Nelle prossime elezioni in Grecia, Syriza è favorito ma l’obiettivo di un governo dotato di una maggioranza solida è incerto. Immaginare Syriza come laboratorio di un progetto nuovo per l’Europa o come un’officina di idee all’avanguardia per la soluzione della crisi, sarebbe irrealistico e, tutto sommato, una bella pretesa. Syriza deve la sua fortuna all’aver interpretato con coerenza, e difeso con costanza, la volontà di una parte consistente del popolo greco di resistere a ciò che considera una prevaricazione pura.

Se verso Syriza non converge la maggioranza assoluta degli elettori greci è perché la resistenza alle imposizioni non basta a garantire una via d’uscita da una situazione estremamente difficile, di cui la Grecia ha le sue responsabilità che non sono indifferenti. Tuttavia, ammalarsi (per propria negligenza oltre che per circostanze sfavorevoli e colpe altrui) non è un buon motivo per subire passivamente una cura violenta, che aggrava lo stato di malattia: per questo, la ribellione di cui è espressione Syriza è una reazione sana, ancor più che legittima, e il consenso, di cui gode, giustificato.

Si usa dire che la posta in gioco in Grecia sia il diritto di un popolo di decidere il suo destino, la difesa di una sovranità nazionale democratica contro poteri sovranazionali non legittimati da un consenso popolare. Che il principio della sovranità nazionale sia stato nel caso greco violato, è innegabile, ma concentrare l’attenzione su questo fatto grave, interpretandolo astrattamente dal suo contesto, può essere fuorviante. La volontà popolare di cui è portavoce Syriza, non insegue l’autodeterminazione. Aspira alla negoziazione di una soluzione con le istituzioni europee, che resti all’interno dei confini dell’Europa.

Le forze democratiche greche non mettono in dubbio la cessione di una parte della sovranità nazionale che l’appartenenza all’Europa comporta, ma mettono l’accento sulla reciprocità del consenso e sulla democraticità dei metodi che tale appartenenza comporta. La richiesta dei greci è ragionevole, a condizione che ci sia l’Europa. Perché se l’Europa, come entità unitaria, non c’è, l’unica possibilità democratica, di cui i popoli che aspirano a crearla dispongono, è di separare le loro strade.

L’esistenza di un’Europa unita è un’esigenza storicamente determinata dei suoi popoli sul piano economico, politico e culturale. Tuttavia, questa esigenza è una condizione necessaria, ma non sufficiente. L’Europa come entità unitaria resterà un sogno impossibile, se la vulnerabile forma di coesistenza politico-finanziaria non troverà un’espressione identitaria sul piano psicologico, se non diventerà un comune sentire che trova nelle differenze, al suo interno e con il mondo esterno, la forza propulsiva che promuove relazioni di scambio.

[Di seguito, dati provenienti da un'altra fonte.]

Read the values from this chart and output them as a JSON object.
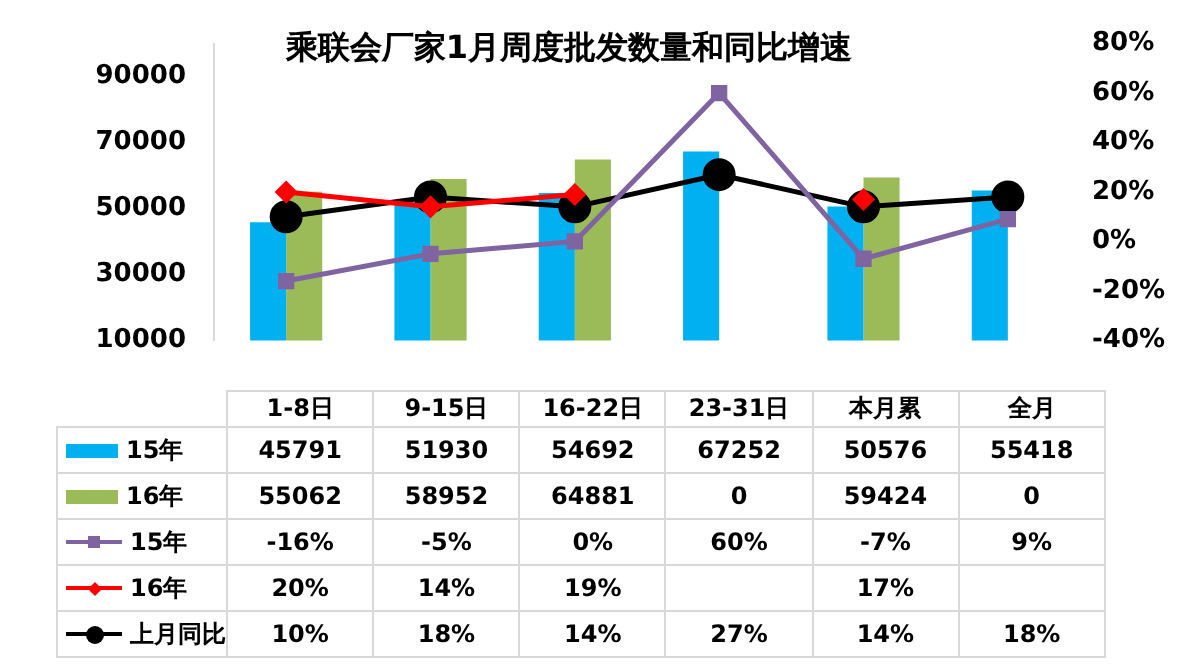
{
  "chart_data": {
    "type": "bar",
    "title": "乘联会厂家1月周度批发数量和同比增速",
    "categories": [
      "1-8日",
      "9-15日",
      "16-22日",
      "23-31日",
      "本月累",
      "全月"
    ],
    "series": [
      {
        "name": "15年",
        "color": "#00b0f0",
        "values": [
          45791,
          51930,
          54692,
          67252,
          50576,
          55418
        ],
        "value_labels": [
          "45791",
          "51930",
          "54692",
          "67252",
          "50576",
          "55418"
        ]
      },
      {
        "name": "16年",
        "color": "#9bbb59",
        "values": [
          55062,
          58952,
          64881,
          null,
          59424,
          null
        ],
        "value_labels": [
          "55062",
          "58952",
          "64881",
          "0",
          "59424",
          "0"
        ]
      },
      {
        "name": "15年",
        "type": "line",
        "axis": "y2",
        "marker": "square",
        "color": "#8064a2",
        "values": [
          -16,
          -5,
          0,
          60,
          -7,
          9
        ],
        "value_labels": [
          "-16%",
          "-5%",
          "0%",
          "60%",
          "-7%",
          "9%"
        ]
      },
      {
        "name": "16年",
        "type": "line",
        "axis": "y2",
        "marker": "diamond",
        "color": "#ff0000",
        "values": [
          20,
          14,
          19,
          null,
          17,
          null
        ],
        "value_labels": [
          "20%",
          "14%",
          "19%",
          null,
          "17%",
          null
        ]
      },
      {
        "name": "上月同比",
        "type": "line",
        "axis": "y2",
        "marker": "circle",
        "color": "#000000",
        "values": [
          10,
          18,
          14,
          27,
          14,
          18
        ],
        "value_labels": [
          "10%",
          "18%",
          "14%",
          "27%",
          "14%",
          "18%"
        ]
      }
    ],
    "ylim": [
      10000,
      100000
    ],
    "yticks": [
      10000,
      30000,
      50000,
      70000,
      90000
    ],
    "y2lim": [
      -40,
      80
    ],
    "y2ticks": [
      {
        "value": -40,
        "label": "-40%"
      },
      {
        "value": -20,
        "label": "-20%"
      },
      {
        "value": 0,
        "label": "0%"
      },
      {
        "value": 20,
        "label": "20%"
      },
      {
        "value": 40,
        "label": "40%"
      },
      {
        "value": 60,
        "label": "60%"
      },
      {
        "value": 80,
        "label": "80%"
      }
    ],
    "grid": false,
    "legend": "bottom"
  }
}
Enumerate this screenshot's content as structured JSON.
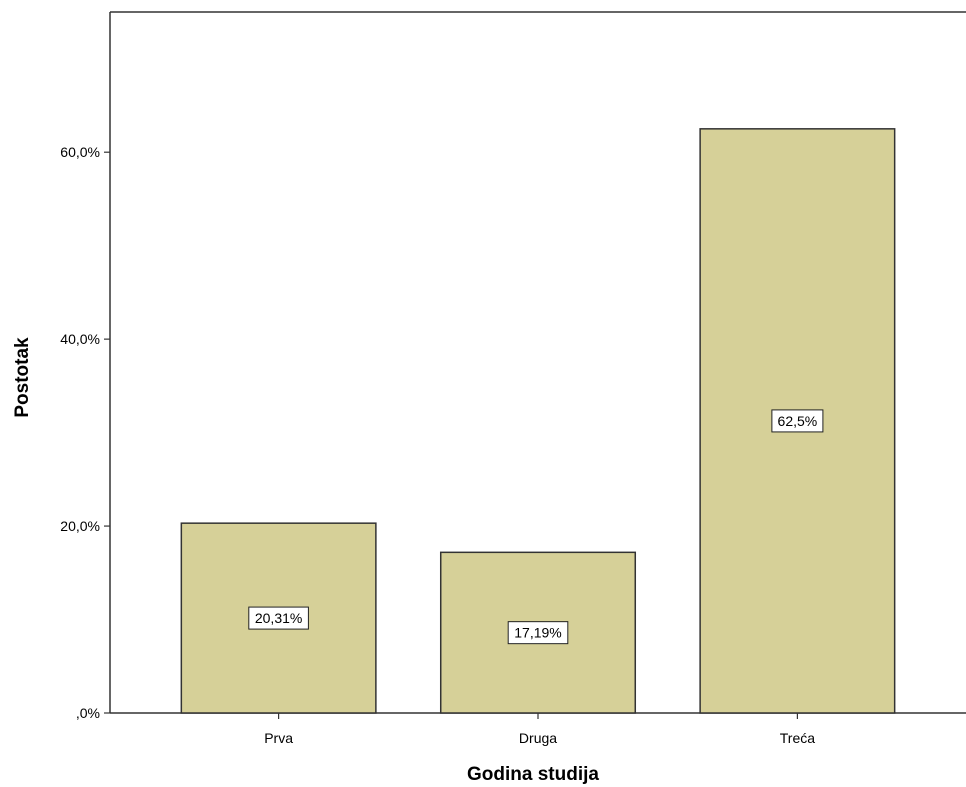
{
  "chart_data": {
    "type": "bar",
    "title": "",
    "xlabel": "Godina studija",
    "ylabel": "Postotak",
    "categories": [
      "Prva",
      "Druga",
      "Treća"
    ],
    "values": [
      20.31,
      17.19,
      62.5
    ],
    "data_labels": [
      "20,31%",
      "17,19%",
      "62,5%"
    ],
    "ylim": [
      0,
      75
    ],
    "yticks": [
      0,
      20,
      40,
      60
    ],
    "ytick_labels": [
      ",0%",
      "20,0%",
      "40,0%",
      "60,0%"
    ],
    "grid": false,
    "legend": "none",
    "colors": {
      "bar_fill": "#d6d098",
      "bar_stroke": "#333333",
      "axis": "#333333",
      "label_box_fill": "#ffffff"
    }
  }
}
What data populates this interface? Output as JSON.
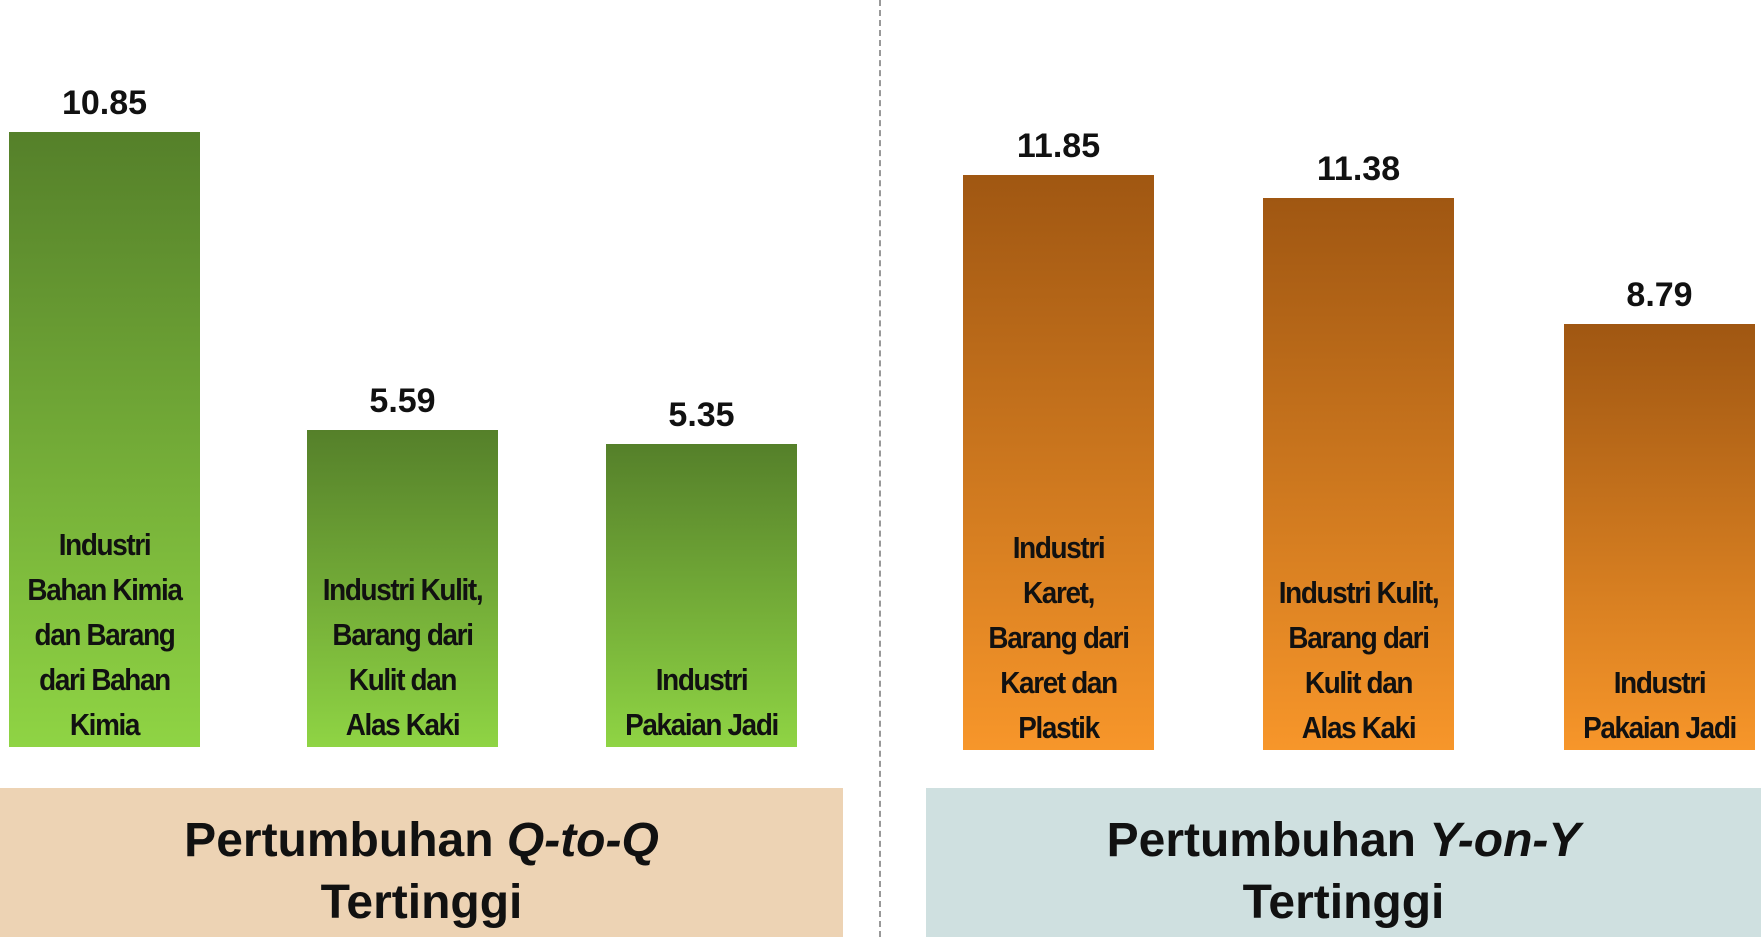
{
  "chart_data": [
    {
      "type": "bar",
      "title": {
        "prefix": "Pertumbuhan",
        "emphasis": "Q-to-Q",
        "suffix": "Tertinggi"
      },
      "categories": [
        "Industri Bahan Kimia dan Barang dari Bahan Kimia",
        "Industri Kulit, Barang dari Kulit dan Alas Kaki",
        "Industri Pakaian Jadi"
      ],
      "values": [
        10.85,
        5.59,
        5.35
      ],
      "color": [
        "#55802a",
        "#8fd444"
      ],
      "box_color": "#edd3b4",
      "ylim": [
        0,
        13.18
      ]
    },
    {
      "type": "bar",
      "title": {
        "prefix": "Pertumbuhan",
        "emphasis": "Y-on-Y",
        "suffix": "Tertinggi"
      },
      "categories": [
        "Industri Karet, Barang dari Karet dan Plastik",
        "Industri Kulit, Barang dari Kulit dan Alas Kaki",
        "Industri Pakaian Jadi"
      ],
      "values": [
        11.85,
        11.38,
        8.79
      ],
      "color": [
        "#a05712",
        "#f7962a"
      ],
      "box_color": "#cfe0e0",
      "ylim": [
        0,
        15.46
      ]
    }
  ]
}
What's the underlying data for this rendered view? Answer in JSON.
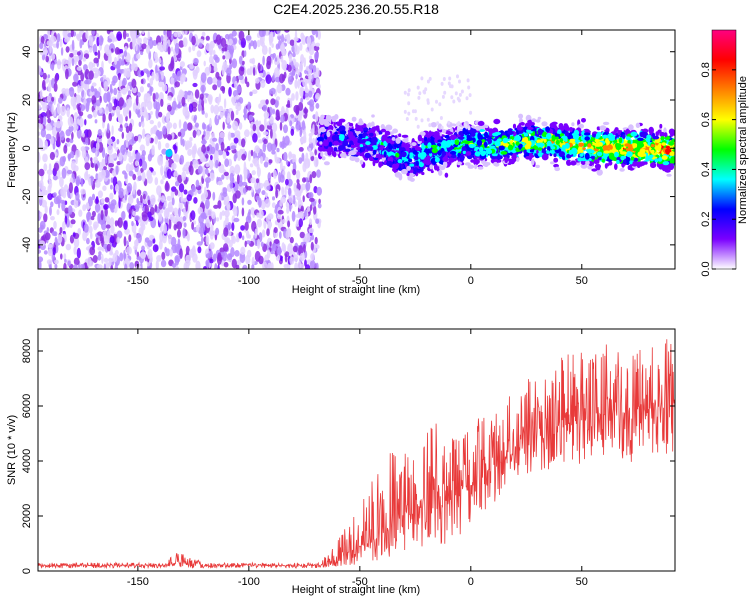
{
  "title": "C2E4.2025.236.20.55.R18",
  "chart_data": [
    {
      "type": "heatmap",
      "xlabel": "Height of straight line (km)",
      "ylabel": "Frequency (Hz)",
      "xlim": [
        -195,
        92
      ],
      "ylim": [
        -50,
        49
      ],
      "xticks": [
        -150,
        -100,
        -50,
        0,
        50
      ],
      "yticks": [
        -40,
        -20,
        0,
        20,
        40
      ],
      "grid": false,
      "colorbar": {
        "label": "Normalized spectral amplitude",
        "range": [
          0.0,
          0.96
        ],
        "ticks": [
          0.0,
          0.2,
          0.4,
          0.6,
          0.8
        ],
        "tick_labels": [
          "0.0",
          "0.2",
          "0.4",
          "0.6",
          "0.8"
        ],
        "colors": [
          "#ffffff",
          "#7a00ff",
          "#0000ff",
          "#00ffff",
          "#00ff00",
          "#ffff00",
          "#ff8000",
          "#ff0000",
          "#ff0080"
        ]
      },
      "regions": [
        {
          "name": "noise",
          "x_range": [
            -195,
            -68
          ],
          "freq_range": [
            -50,
            49
          ],
          "amplitude_range": [
            0.0,
            0.2
          ]
        },
        {
          "name": "signal band",
          "x_range": [
            -68,
            92
          ],
          "center_freq_hz": 1,
          "bandwidth_hz": 10,
          "amplitude_range": [
            0.05,
            0.9
          ]
        }
      ],
      "band_center": {
        "x": [
          -68,
          -60,
          -50,
          -40,
          -30,
          -25,
          -20,
          -10,
          0,
          10,
          20,
          30,
          40,
          50,
          60,
          70,
          80,
          92
        ],
        "freq": [
          5,
          4,
          3,
          1,
          -4,
          -5,
          -1,
          0,
          2,
          1,
          2,
          3,
          2,
          1,
          0,
          0,
          0,
          -1
        ]
      }
    },
    {
      "type": "line",
      "xlabel": "Height of straight line (km)",
      "ylabel": "SNR (10 * v/v)",
      "xlim": [
        -195,
        92
      ],
      "ylim": [
        0,
        8800
      ],
      "xticks": [
        -150,
        -100,
        -50,
        0,
        50
      ],
      "yticks": [
        0,
        2000,
        4000,
        6000,
        8000
      ],
      "grid": false,
      "color": "#e83a3a",
      "series": [
        {
          "x": [
            -195,
            -180,
            -160,
            -140,
            -131,
            -120,
            -100,
            -80,
            -68,
            -60,
            -55,
            -50,
            -45,
            -40,
            -35,
            -30,
            -25,
            -20,
            -15,
            -10,
            -5,
            0,
            5,
            10,
            15,
            20,
            25,
            30,
            35,
            40,
            45,
            50,
            55,
            60,
            65,
            70,
            75,
            80,
            85,
            92
          ],
          "y": [
            200,
            200,
            210,
            200,
            300,
            190,
            200,
            200,
            200,
            350,
            700,
            900,
            1100,
            1400,
            1700,
            2000,
            2100,
            2300,
            2400,
            2600,
            2900,
            3200,
            3500,
            3800,
            4100,
            4400,
            4600,
            4900,
            5100,
            5300,
            5400,
            5500,
            5600,
            5700,
            5700,
            5800,
            5900,
            5900,
            6000,
            6100
          ],
          "y_max": [
            300,
            300,
            310,
            300,
            750,
            290,
            300,
            300,
            300,
            1200,
            1800,
            2400,
            3500,
            4300,
            4500,
            4600,
            4800,
            5400,
            5600,
            5000,
            4800,
            5300,
            5800,
            6000,
            6200,
            6600,
            7400,
            7600,
            7800,
            7900,
            8000,
            8200,
            8400,
            8500,
            8100,
            8000,
            8300,
            8200,
            8700,
            8500
          ],
          "y_min": [
            100,
            100,
            110,
            100,
            110,
            90,
            100,
            100,
            100,
            150,
            200,
            250,
            300,
            400,
            500,
            600,
            700,
            800,
            900,
            1000,
            1200,
            1600,
            2000,
            2400,
            2800,
            3200,
            3400,
            3600,
            3600,
            3700,
            3800,
            3700,
            3900,
            4000,
            4100,
            3900,
            4000,
            4100,
            4200,
            4300
          ]
        }
      ]
    }
  ]
}
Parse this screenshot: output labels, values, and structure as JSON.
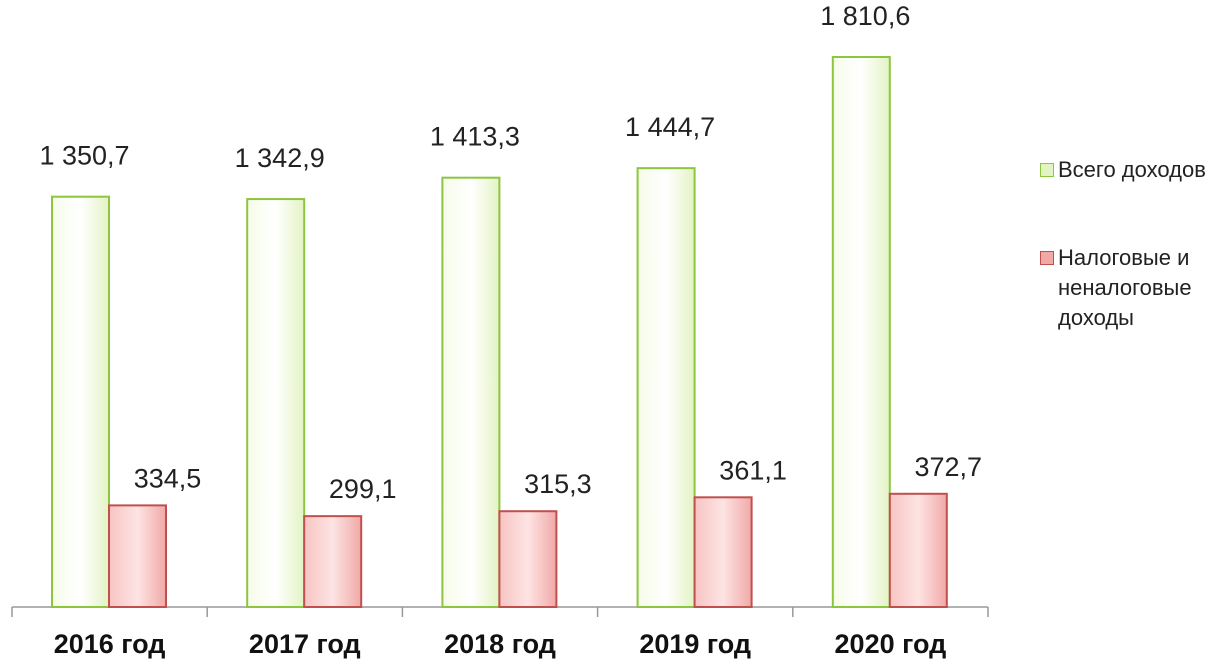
{
  "chart_data": {
    "type": "bar",
    "categories": [
      "2016 год",
      "2017 год",
      "2018 год",
      "2019 год",
      "2020 год"
    ],
    "series": [
      {
        "name": "Всего доходов",
        "color": "#8cc63f",
        "values": [
          1350.7,
          1342.9,
          1413.3,
          1444.7,
          1810.6
        ],
        "value_labels": [
          "1 350,7",
          "1 342,9",
          "1 413,3",
          "1 444,7",
          "1 810,6"
        ]
      },
      {
        "name": "Налоговые и неналоговые доходы",
        "color": "#c0504d",
        "values": [
          334.5,
          299.1,
          315.3,
          361.1,
          372.7
        ],
        "value_labels": [
          "334,5",
          "299,1",
          "315,3",
          "361,1",
          "372,7"
        ]
      }
    ],
    "legend": "right"
  }
}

Se parlare di Europa unita ha un significato, è perché la storia l’ha plasmata come luogo d’incontri e di fermenti, di circolazione di merci, di idee e di sentimenti, di contaminazioni e di rivoluzioni culturali e politiche, di coesistenza pacifica e di conflitti terribili. La storia, fatta di comuni catastrofi e risorgimenti, unisce gli Europei in uno stesso destino di lutti e di speranze, molto di più di quanto la miseria dei campanilismi li divida.

Nondimeno, la dissoluzione avrà la meglio, se l’ineguaglianza dei rapporti tra i diversi paesi, e all’interno di ogni paese, continuerà a crescere. La rondine greca non porta soluzioni economiche o politiche, fa domanda di primavera: la ridefinizione del contratto europeo e del rapporto tra i potenti e i popoli, la parità dei contraenti sul piano del desiderio.